I watched and liked watching Sex and the City, so I cannot join the chorus of native city dwellers decrying the SATC effect, especially since I've lived here for only three months. It's not the reason I like the West Village nor why I moved to the city, nor will I ever be waiting in a high-end line to buy the patent leather mary janes for $1,500 instead of $2,000, but my deep affection for my new home makes me understand why someone would put it in the title of their show, make it a character, and aim it toward an upper-middle-class chick-lit audience. You can't tell someone how to love something, even if you think they are doing it wrong. "True love can be expressed in only Harlem dive bars and East Village hookah shops, in Chucks and plaid listening to obscure bands on your iPod and cooking vegan split-pea soup for you and your five roommates."

We pick our favorites and then begrudge them success. We don't want to share. Oprah better keep her book-club-wielding hands away from our favorite book. You die a little the minute you hear your favorite indie band played on the radio. Chace Crawford mentions your favorite coffee shop in an interview and it feels like Christmas morning and Santa forgot to stop at your house.

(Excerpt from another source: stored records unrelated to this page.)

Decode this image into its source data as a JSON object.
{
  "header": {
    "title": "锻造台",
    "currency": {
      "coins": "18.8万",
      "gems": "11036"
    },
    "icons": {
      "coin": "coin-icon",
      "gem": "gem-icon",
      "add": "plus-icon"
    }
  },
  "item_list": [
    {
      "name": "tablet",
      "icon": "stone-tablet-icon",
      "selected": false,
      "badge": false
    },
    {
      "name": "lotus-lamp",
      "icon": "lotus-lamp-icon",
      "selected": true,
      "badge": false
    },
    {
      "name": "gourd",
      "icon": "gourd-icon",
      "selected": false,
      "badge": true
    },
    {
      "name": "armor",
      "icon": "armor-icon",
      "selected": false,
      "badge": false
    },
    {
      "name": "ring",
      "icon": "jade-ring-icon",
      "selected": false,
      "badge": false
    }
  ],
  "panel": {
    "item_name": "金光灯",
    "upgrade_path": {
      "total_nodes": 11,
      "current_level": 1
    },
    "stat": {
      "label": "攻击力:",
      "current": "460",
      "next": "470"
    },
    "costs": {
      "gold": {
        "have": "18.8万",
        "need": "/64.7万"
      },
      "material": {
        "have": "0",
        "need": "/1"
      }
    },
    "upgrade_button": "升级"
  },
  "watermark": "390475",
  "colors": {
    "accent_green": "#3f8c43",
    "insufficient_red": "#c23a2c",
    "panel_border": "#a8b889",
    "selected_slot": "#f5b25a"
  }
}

As with any gentrifying neighborhood, locals rightly lament the loss of a loved identity. The players call it progress, but this isn't what it is. It's just change. The closing Biography Bookshop has opened a new store under the name Bookbook a little farther east on Bleecker, a direction I've been walking more lately. It's less quaint, more grittyish, and maybe someday I'll browse the used record store and not look like a poser or a douche. But I still like the stoops on Perry Street and Magnolia's flourless chocolate cake, so I'll still be visiting, just during the week.